What is advocacy in the inflammatory bowel disease (IBD) community? Even advocates don’t agree on exactly what this means, maybe because we all advocate in our own unique way.
My advocacy started in 2000, shortly after undergoing j-pouch surgery, when I began writing the IBD topic site for About.com. The site has undergone several changes over the years, but what I’ve consistently tried to do is to provide quality, accurate information about IBD that anyone can access, for free. The site has been amazingly successful, and it has been rewarding for me both personally and professionally.
My friend and colleague, Brooke Abbott, The Crazy Creole Mommy, has a slightly different way of advocating. She writes about her experiences as a single mother living with multiple autoimmune conditions, and helps parents like her live better by sharing tips and products to make life easier. She is also involved in politics, and spends time working with legislators in Washington, D.C. to make sure that IBD and other digestive diseases are getting research funding and support.
Another good friend, Amber Elder, better known as Colitis Ninja, has a positive outlook on living life fighting IBD, and looks at the lighter side of karate kicking a worn-out colon to the curb. Through her artwork, Amber educates, informs, and brings a tongue-in-cheek perspective to life with IBD and a j-pouch.
IBD advocate and friend Ryan Stevens, also known as The Crohn’s Guy, advocates in a really big way, by swimming across large bodies of water. He was a competitive swimmer before being diagnosed with Crohn’s disease, and raised both money and awareness during his swim across Lake Erie in August of 2014.
And still another friend of mine, Kelly Crabb of #purpleproject, also has multiple autoimmune conditions and ran a half marathon with Team Challenge to raise funds for IBD research.
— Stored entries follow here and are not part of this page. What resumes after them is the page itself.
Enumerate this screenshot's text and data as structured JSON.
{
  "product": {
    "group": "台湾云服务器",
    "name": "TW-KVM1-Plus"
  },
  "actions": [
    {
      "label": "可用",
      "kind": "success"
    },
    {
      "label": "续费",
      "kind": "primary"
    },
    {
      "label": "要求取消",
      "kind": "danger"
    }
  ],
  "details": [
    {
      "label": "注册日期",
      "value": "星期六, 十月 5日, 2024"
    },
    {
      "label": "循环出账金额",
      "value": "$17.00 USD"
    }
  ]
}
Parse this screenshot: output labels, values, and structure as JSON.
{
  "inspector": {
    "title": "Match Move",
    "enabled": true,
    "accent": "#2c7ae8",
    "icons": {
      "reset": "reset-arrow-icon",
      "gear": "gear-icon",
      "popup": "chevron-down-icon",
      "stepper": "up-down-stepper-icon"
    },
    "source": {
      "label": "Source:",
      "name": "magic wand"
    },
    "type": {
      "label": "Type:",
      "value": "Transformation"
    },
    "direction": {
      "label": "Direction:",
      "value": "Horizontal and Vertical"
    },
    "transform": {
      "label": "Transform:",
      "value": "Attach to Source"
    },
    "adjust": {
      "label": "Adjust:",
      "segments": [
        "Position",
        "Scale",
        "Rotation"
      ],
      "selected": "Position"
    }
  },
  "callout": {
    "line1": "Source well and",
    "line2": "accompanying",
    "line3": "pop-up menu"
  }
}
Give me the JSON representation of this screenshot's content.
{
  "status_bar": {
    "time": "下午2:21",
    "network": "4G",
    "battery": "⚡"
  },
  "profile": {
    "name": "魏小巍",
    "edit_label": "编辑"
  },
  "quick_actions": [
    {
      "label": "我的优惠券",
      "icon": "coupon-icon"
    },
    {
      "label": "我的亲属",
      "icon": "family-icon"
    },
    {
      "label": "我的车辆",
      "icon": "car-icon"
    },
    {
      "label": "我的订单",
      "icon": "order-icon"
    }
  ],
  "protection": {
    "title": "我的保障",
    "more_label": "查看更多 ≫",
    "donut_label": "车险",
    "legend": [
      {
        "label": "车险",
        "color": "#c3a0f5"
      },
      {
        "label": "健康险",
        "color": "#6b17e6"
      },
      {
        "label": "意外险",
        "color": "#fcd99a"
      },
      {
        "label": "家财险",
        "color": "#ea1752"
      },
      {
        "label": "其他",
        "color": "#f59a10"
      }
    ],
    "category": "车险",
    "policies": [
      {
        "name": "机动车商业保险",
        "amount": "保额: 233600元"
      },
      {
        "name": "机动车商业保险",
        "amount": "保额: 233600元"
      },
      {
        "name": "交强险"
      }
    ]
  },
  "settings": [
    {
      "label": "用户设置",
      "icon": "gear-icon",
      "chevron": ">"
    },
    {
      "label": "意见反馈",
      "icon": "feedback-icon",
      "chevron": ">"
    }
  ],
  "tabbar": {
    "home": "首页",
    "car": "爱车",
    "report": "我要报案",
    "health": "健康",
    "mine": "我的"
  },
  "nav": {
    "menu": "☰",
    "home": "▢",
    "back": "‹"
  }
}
In fact, she was the #4 fundraiser at the Las Vegas race in 2015. She often presents the most vulnerable parts of herself in order to help others understand how IBD and other conditions affect people emotionally.
All different approaches, but all with one goal: to help people with IBD live more fulfilling lives and to educate people without IBD in the devastating effects these diseases have. I’m sure if you asked them what advocacy meant to them, they’d each have a different answer. Which leads to this: there’s no right or wrong way to advocate for yourself or for your loved ones with IBD. Everyone with IBD has a story to tell, and none of them are the same. Yet they have the ability to touch many, many lives with their power.